Thursday, February 21, 2013

Surprise!

Two weeks had passed since we lost Max.  Aaron decided it was time for him to go back to work.  The kids were still staying with their grandparents.  I was at home alone.  As can be expected, I wasn’t feeling like myself.  I had been on an emotional roller coaster, and my body was responding.  I decided to take a pregnancy test…just to ease my mind.  I fully expected for it to come back negative.  It didn’t.

I stared at the positive pregnancy test with disbelief.  My tears started flowing.  I had just lost my baby.  Now, another was growing in my body.  There are no words that describe the shock I was feeling at that moment. 
I gained my composure and called Aaron.  I asked him to come home for lunch.  He was worried about leaving me at home alone.  He could tell that I was upset.  So he didn’t wait for lunch, he came home right away.

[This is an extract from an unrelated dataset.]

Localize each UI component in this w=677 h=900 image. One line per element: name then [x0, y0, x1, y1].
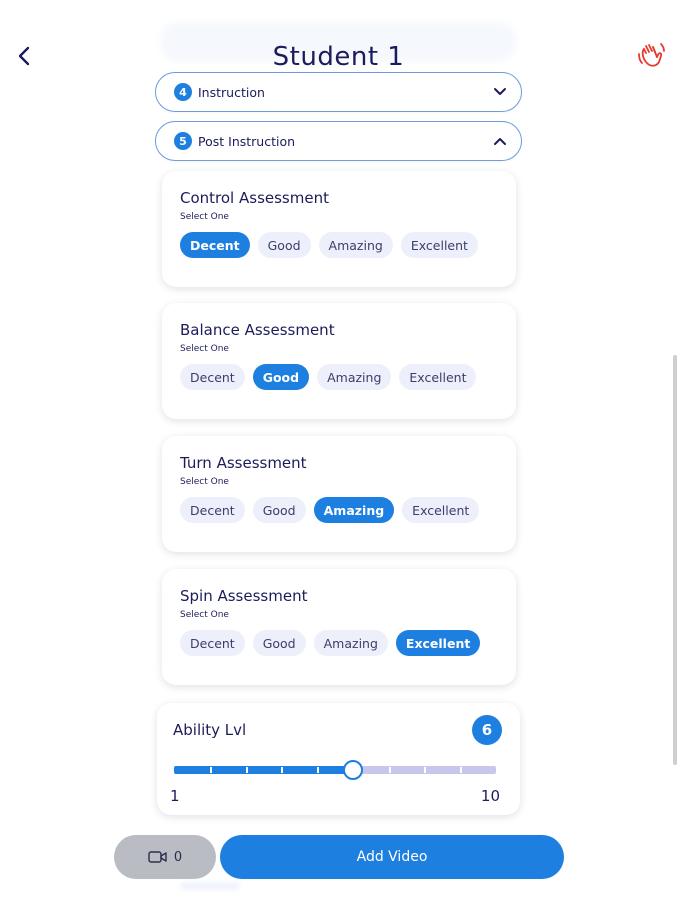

I was lying in the bed, still holding the pregnancy test when he walked in.  He laid down next to me.  He asked if I was alright…I nodded, yes.  With tears in my eyes, I showed him “the big news”.  It took him a second to realize what it was, but once he did, he smiled.  We hugged…I cried.
 
I wasn’t sad to be pregnant, I was confused.  At that time, I had just lost a child who I thought was perfectly healthy.  Why would God take one, just to give me another?  Before I took that pregnancy test, my world didn’t make any sense.  Finding out I was pregnant only added to the chaos.  How was I supposed to feel?  What was I supposed to think?
I couldn’t look at a baby without feeling uneasy.  I certainly wasn’t able to hold and care for one.  Would these nine months change me?  Would I be able to be a good mother to this baby?  Ready or not…I was pregnant.  A baby would be coming in February.  God was in control and I had to trust Him. 

Although I had delivered my first four children in the local hospital, with the same doctor, I felt I needed a change.   I just couldn’t go back to the same exact room where I had just delivered Max.  So I discreetly asked around and found a doctor in the city, an hour from our home.   

Once we found out about Max’s heart condition, we learned that it could possibly be genetic.  Our other children and our unborn baby were at risk as well.  Our three children had echocardiograms to detect for hypertrophic cardiomyopathy, all came back normal.  Thank God!   As for our unborn baby…we would have to wait until I was a little further along to perform any diagnostic tests on him. 
We didn’t share our news with anyone for a long time.  We told our parents once we were thirteen weeks along.  We asked them to keep it a secret.  We just weren’t ready for everyone to know. 

At our twenty week appointment, we had an ultrasound.  With Max, we didn’t find out what we were having.  We looked forward to being surprised.  With this baby however, I felt I couldn’t handle any more surprises.  I knew the birth of this baby was going to be emotional enough.  So when the ultrasound technician asked if we’d like to know the sex, we said yes, and it took her half a second to say “it’s a boy!”  Aaron grabbed my hand and with tears in my eyes, I smiled.  I had a feeling we were having a boy.  At that moment, I was so happy…true happiness. 
It was time to tell our children and let others know that we were expecting another boy.  The kids were so excited.  There was no way they were going to keep it a secret.  They had questions…would he look like Max?  Would he act like Max?  Would he die early?...the same questions I had. 


I'm sure that many people questioned our intentions when we got pregnant so quickly after losing Max, believing we were trying to replace him.  That simply was not the case.  We were surprised by this new life, and we knew that no matter how much this baby reminded us of Max...they were not the same.  I could have one hundred children, but one would always be missing.  I didn't believe this new baby would make everything good again, but maybe he was sent to help us heal.  I didn't understand God's will, but I was thankful for this new baby boy, Madden James. 


The human mind plans the way, but the Lord directs the steps. -Proverbs 16:9

"The secret of happiness is to live moment by moment and to thank God for all that He, in His goodness, sends to us day after day." -St. Gianna Molla

1 comment:

  1. Robyn, sunny shared your blog with me. Although our stories are different, I can relate to your emotions and views. You and your family are in my thoughts.